Depois, li sobre esses enfrentamentos neurônicos e soube que foram calculadas, depois das dez primeiras lances do jogo de xadrez, um número sideral de possibilidades: 169 decilhões, 518 nonicilhões, 829 octilhões, 100 septilhões, 514  sextilhões. Em 40 lances, as possibilidades se elevam a uma cifra de 117 algarismos. Caramba, nos primeiros dez lances foram apenas 11 algarismos!

Não existem atalhos? - perguntei-me, pois até a memória do computador mais avançado pediria penico diante desse cenário. A literatura sobre a matéria se reporta às defesas, que não poderiam ser poucas; entre elas há a Siciliana e a de Budapeste. Porém, há variações no miolo dessas defesas. Na Defesa Siciliana, por exemplo, há as seguintes variantes: Dragão; Dragão Acelerado (o que é isso, o bicho fugindo da lança de São Jorge?); Najdorf (concebida por um polonês naturalizado argentino); Fechada e Clássica.

Além de muito atrevimento, seria uma grande perda de tempo eu praticar esse esporte tão complexo. Mas eu me sentia fortemente atraído por essa guerra asséptica, minimalista, sem sangue, envolvendo peões, torres, cavalos, bispos, reis e rainhas. Deixei, então, as disputas de lados e passei a reproduzir os duelos entre os grandes mestres no meu tabuleiro com as minhas peças. Era como se eu ouvisse Bach: percebia a luz, como as mariposas, mas não conseguia penetrá-la na sua essência.

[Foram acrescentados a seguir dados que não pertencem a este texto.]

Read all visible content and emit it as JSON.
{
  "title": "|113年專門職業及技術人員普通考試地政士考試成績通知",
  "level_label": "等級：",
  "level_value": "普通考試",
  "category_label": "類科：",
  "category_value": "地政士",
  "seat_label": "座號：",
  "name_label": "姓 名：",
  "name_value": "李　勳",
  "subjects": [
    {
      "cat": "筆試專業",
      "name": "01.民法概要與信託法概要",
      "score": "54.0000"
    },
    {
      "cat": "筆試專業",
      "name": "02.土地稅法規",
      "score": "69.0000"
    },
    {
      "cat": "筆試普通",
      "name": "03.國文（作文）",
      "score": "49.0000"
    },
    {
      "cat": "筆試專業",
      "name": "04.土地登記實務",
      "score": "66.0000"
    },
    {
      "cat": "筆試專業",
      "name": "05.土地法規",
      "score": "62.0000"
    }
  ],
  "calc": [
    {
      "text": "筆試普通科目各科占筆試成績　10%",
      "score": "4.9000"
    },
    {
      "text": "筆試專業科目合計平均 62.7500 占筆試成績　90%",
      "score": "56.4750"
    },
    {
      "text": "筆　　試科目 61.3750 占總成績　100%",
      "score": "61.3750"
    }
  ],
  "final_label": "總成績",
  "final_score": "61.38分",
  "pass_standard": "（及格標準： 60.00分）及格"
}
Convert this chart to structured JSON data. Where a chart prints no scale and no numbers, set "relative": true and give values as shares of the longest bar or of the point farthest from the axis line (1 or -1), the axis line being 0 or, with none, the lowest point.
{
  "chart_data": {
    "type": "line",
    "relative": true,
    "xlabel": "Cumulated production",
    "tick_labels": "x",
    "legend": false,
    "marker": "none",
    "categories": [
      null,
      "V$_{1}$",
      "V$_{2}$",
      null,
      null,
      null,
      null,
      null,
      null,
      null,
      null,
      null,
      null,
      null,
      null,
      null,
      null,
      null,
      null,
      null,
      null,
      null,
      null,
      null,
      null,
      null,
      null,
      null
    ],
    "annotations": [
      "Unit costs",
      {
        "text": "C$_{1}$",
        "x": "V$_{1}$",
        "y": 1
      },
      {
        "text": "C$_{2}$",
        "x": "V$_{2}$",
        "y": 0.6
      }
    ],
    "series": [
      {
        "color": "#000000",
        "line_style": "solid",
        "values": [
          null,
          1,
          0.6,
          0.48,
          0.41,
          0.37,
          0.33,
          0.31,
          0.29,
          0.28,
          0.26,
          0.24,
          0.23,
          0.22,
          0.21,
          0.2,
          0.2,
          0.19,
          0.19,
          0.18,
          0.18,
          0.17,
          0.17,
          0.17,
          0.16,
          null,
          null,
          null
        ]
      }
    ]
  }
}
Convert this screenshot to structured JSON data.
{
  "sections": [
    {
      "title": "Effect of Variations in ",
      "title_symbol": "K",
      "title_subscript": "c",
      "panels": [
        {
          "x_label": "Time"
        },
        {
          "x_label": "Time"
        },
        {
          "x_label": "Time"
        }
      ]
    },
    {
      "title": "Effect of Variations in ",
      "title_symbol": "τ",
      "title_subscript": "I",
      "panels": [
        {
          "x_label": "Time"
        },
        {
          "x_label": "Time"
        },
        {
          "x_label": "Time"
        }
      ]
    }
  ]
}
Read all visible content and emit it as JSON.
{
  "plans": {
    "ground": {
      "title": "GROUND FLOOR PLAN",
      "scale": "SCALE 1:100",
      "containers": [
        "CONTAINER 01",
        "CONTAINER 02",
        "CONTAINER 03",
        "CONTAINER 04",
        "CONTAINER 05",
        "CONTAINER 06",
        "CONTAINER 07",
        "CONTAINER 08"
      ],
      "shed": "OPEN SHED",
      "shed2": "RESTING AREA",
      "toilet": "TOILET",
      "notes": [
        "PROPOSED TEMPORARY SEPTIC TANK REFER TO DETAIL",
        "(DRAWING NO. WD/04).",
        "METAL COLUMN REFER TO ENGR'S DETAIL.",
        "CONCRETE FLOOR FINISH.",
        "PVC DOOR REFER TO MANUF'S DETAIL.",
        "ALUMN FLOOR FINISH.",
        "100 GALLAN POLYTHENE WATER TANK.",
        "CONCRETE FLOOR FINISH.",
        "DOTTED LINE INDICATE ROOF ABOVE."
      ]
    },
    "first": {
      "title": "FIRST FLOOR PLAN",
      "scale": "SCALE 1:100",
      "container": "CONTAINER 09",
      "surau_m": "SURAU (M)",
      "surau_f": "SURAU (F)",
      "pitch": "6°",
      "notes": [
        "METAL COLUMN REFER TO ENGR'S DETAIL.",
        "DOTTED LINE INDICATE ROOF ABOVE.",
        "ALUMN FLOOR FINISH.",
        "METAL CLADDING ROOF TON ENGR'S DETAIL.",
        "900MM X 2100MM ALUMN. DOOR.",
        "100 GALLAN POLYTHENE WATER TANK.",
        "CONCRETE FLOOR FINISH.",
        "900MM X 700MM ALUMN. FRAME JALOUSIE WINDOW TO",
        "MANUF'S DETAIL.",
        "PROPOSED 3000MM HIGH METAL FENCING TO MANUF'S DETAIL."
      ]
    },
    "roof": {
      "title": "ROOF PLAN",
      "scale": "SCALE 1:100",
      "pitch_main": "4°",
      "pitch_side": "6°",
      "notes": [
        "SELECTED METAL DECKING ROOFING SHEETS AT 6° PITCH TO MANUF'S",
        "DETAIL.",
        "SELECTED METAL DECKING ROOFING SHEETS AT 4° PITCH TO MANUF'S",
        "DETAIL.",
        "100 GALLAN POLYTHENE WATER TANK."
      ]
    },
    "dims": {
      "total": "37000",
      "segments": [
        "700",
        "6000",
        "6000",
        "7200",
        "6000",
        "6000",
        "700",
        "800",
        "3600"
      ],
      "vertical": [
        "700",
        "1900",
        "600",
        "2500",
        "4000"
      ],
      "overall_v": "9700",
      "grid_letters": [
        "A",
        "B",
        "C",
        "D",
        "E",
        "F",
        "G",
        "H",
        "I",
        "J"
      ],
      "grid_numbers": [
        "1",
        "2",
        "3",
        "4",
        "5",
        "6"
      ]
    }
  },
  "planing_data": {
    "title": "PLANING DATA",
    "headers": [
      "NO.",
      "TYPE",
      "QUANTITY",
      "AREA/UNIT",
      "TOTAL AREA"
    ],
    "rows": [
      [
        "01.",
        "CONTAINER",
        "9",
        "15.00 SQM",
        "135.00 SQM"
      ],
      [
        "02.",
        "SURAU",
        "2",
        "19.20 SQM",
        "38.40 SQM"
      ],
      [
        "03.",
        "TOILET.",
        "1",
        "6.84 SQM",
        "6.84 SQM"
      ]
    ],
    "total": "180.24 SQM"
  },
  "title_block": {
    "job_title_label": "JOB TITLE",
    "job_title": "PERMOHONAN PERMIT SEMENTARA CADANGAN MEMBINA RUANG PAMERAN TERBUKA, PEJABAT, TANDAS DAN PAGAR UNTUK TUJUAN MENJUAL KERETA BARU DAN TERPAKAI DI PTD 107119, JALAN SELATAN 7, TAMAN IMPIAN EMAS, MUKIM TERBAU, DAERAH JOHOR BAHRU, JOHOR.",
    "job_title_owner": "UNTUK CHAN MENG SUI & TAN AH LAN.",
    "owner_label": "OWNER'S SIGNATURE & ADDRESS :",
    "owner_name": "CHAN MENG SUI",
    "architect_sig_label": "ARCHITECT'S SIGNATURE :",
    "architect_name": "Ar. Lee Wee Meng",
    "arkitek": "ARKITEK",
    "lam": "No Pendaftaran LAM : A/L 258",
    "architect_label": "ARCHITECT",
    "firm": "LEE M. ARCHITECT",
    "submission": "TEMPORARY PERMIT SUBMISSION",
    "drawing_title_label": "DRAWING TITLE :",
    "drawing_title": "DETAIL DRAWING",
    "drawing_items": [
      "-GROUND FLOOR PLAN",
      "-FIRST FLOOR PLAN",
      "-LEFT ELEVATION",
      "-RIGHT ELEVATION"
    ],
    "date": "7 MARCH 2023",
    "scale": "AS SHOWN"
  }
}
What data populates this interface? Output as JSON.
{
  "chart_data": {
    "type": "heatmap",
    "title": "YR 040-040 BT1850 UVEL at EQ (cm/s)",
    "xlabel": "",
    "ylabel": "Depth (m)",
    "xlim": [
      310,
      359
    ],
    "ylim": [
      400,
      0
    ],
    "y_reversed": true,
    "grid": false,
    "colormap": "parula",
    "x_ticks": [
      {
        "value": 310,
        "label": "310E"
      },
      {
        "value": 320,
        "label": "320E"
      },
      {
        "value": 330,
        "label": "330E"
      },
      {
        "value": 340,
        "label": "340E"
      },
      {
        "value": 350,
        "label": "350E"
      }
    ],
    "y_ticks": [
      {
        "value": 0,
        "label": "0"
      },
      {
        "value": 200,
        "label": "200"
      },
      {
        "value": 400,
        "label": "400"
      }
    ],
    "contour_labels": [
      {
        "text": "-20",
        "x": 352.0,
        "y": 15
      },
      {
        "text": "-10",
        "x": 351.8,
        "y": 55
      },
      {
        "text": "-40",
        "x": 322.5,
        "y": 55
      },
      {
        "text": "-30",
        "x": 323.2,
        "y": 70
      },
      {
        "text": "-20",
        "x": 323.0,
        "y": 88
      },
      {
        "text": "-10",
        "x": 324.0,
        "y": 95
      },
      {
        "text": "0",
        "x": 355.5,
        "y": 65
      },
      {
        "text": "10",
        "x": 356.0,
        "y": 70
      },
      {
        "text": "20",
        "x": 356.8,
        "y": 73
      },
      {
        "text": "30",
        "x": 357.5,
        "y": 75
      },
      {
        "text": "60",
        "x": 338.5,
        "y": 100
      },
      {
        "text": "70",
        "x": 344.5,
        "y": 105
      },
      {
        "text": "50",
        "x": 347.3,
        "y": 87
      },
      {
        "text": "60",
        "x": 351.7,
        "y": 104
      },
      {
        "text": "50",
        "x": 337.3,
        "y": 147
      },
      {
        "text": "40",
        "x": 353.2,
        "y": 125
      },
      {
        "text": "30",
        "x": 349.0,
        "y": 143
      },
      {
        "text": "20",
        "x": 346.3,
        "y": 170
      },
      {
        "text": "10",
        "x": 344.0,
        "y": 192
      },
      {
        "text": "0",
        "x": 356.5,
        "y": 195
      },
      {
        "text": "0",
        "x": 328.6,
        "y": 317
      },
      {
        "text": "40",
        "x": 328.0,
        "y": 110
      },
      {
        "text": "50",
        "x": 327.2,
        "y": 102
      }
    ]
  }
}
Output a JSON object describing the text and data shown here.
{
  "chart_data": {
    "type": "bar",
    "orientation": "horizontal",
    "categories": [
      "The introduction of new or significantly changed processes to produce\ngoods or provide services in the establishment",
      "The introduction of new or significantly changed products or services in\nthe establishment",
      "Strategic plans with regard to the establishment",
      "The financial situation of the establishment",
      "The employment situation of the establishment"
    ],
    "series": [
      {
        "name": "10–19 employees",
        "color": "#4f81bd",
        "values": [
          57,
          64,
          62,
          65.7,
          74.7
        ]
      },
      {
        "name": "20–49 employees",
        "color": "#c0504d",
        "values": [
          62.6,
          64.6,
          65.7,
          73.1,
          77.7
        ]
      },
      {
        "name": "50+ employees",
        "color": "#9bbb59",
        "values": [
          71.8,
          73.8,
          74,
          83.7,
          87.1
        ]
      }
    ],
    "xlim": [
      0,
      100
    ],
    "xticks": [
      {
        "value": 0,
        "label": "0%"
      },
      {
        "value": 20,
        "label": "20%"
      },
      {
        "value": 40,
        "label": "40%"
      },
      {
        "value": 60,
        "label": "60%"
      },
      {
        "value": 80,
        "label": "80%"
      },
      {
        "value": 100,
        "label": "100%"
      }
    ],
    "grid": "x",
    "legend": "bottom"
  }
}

Na época, os jornais, além dos livros, estampavam, numa linguagem de fácil compreensão, todas as jogadas dos torneios disputados pelos mais memoráveis enxadristas. As minhas reproduções foram incontáveis, mas aquela que mais se destacou para mim foi uma partida, considerada do século pelo jornal, em que se enfrentaram Bobby Fisher, então com 13 anos de idade, e Bent Larsen. Nela, o menino prodígio americano sacrificou a rainha para ficar com as sua peças em melhor posição para atacar o rei inimigo e vencer.

Passaram os anos, o jogo de xadrez perdeu a projeção, curiosamente, depois que Kasparov perdeu para o supercomputador da IBM Deep Blue em 1997. Os poucos apreciadores sumiram, ainda assim, encontrei, por algum tempo, na Marinha Mercante, um engenheiro que era afeito ao jogo de xadrez a ponto de ter um na sua mesa de trabalho. Falei-lhe de Bobby Fisher que, claro, ele conhecia, era o grande mestre americano que se tornou campeão mundial vencendo Boris Spassky com toda a sua equipe de assessoria russa. Falei-lhe de Bert Larsen, e ele também conhecia, enxadrista dinamarquês de destaque internacional. E a partida em que Bobby Fisher o derrotou com 13 anos de idade entregando a rainha?... Não, ele não se lembrava. Fazia uns 20 anos que eu não topava com ninguém que soubesse desse “jogo do século”. Mesmo pesquisando na Internet, eu nada encontrava. Será que a memória me traía tão descaradamente?... Então, eu me deparei, há menos de uma quinzena, com um artigo do jornalista Elio Gaspari em que ele alude a essa contenda. “No 17º lance, Bobby Fischer entregou a rainha e, como tinha 13 anos, pensaram até que ele não sabia jogar.” - escreveu.

No mencionado artigo, Elio Gaspari analisa a atual situação política do Brasil, e a rainha, a nosso ver, tem alguma coisa a ver com a Variante do Dragão.